- Side profile drawing of the MIT Monarch B

General information
- Type: Human-powered aircraft
- National origin: United States
- Manufacturer: Massachusetts Institute of Technology
- Designer: Juan R. Cruz, Mark Drela, John S. Langford
- Status: On display
- Number built: 1

History
- First flight: April 4, 1984
- Retired: October 12, 1984
- Developed from: MIT Monarch A
- Developed into: MIT Light Eagle

= MIT Monarch B =

1980s United States human-powered aircraft

The Monarch B was a human-powered aircraft, designed and built by graduates and undergraduates of the Massachusetts Institute of Technology, and won the £20,000 first prize for the Kremer World Speed Competition. It is a successor to the Monarch A HPA which preceded it.

== Development ==

The original Monarch HPA had been damaged in a nose-over landing on September 23, 1983. Over the winter of 1983/84, aspects of the craft were redesigned and rebuilt, in order to improve its performance. Work on these alterations commenced in December 1983, and were completed by early April 1984.

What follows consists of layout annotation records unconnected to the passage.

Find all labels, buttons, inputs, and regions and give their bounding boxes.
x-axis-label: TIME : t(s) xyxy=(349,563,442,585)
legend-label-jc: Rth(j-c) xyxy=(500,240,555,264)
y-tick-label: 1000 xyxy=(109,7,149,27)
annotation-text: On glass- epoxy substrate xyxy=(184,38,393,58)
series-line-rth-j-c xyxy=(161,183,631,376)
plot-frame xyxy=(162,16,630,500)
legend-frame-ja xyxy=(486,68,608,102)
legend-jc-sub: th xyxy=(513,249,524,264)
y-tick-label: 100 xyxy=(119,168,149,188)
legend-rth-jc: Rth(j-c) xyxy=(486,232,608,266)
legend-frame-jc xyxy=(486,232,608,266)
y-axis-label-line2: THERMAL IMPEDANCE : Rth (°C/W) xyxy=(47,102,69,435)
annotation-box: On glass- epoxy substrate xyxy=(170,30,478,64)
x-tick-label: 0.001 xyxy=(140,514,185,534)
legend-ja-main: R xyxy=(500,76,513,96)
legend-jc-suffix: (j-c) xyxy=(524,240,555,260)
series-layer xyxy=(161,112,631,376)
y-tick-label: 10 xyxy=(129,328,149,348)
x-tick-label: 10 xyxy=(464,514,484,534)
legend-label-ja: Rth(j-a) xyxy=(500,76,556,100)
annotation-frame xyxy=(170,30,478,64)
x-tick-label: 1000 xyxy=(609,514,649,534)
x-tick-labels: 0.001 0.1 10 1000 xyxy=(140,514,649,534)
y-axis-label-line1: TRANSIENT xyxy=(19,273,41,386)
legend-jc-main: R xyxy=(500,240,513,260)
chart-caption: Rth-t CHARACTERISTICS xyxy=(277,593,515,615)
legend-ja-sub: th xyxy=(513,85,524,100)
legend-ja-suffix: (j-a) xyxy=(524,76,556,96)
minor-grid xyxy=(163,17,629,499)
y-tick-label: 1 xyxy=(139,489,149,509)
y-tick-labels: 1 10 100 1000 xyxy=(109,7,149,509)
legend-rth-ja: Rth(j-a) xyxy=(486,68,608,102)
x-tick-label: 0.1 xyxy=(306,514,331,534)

Modifications made included a new, redesigned, fuselage, with the pilot being seated in a recumbent position. The fuselage had a lower, longer profile than its predecessor had, with its trailing edge having a distinct chevron profile. Lateral control was no longer by wing warping, but was now achieved using ailerons attached to the trailing edge of the wing's outer sections. Changes were made to all three parts of the power systems; for the pilot, the gearing ratio of the chain drive changed; a new set of Ni-Cad cells, using a greater voltage, was installed; the propeller was modified to be variable pitch.

Designated the Monarch B, to distinguish it from its predecessor, the monoplane first flew on April 4, 1984, at Hanscom Field airport in Bedford, Massachusetts, with Frank Scarabino as pilot. Official attempts for the Kremer prize were made on May 3, 5, 6, and 7. On May 11, 1984, it traversed the Kremer course in an official time of 2 minutes 55 seconds, for which the MIT Monarch team were awarded the £20,000 prize.

The Monarch B made its final flight on October 12, 1984. It is now on display at the Boston Museum of Science.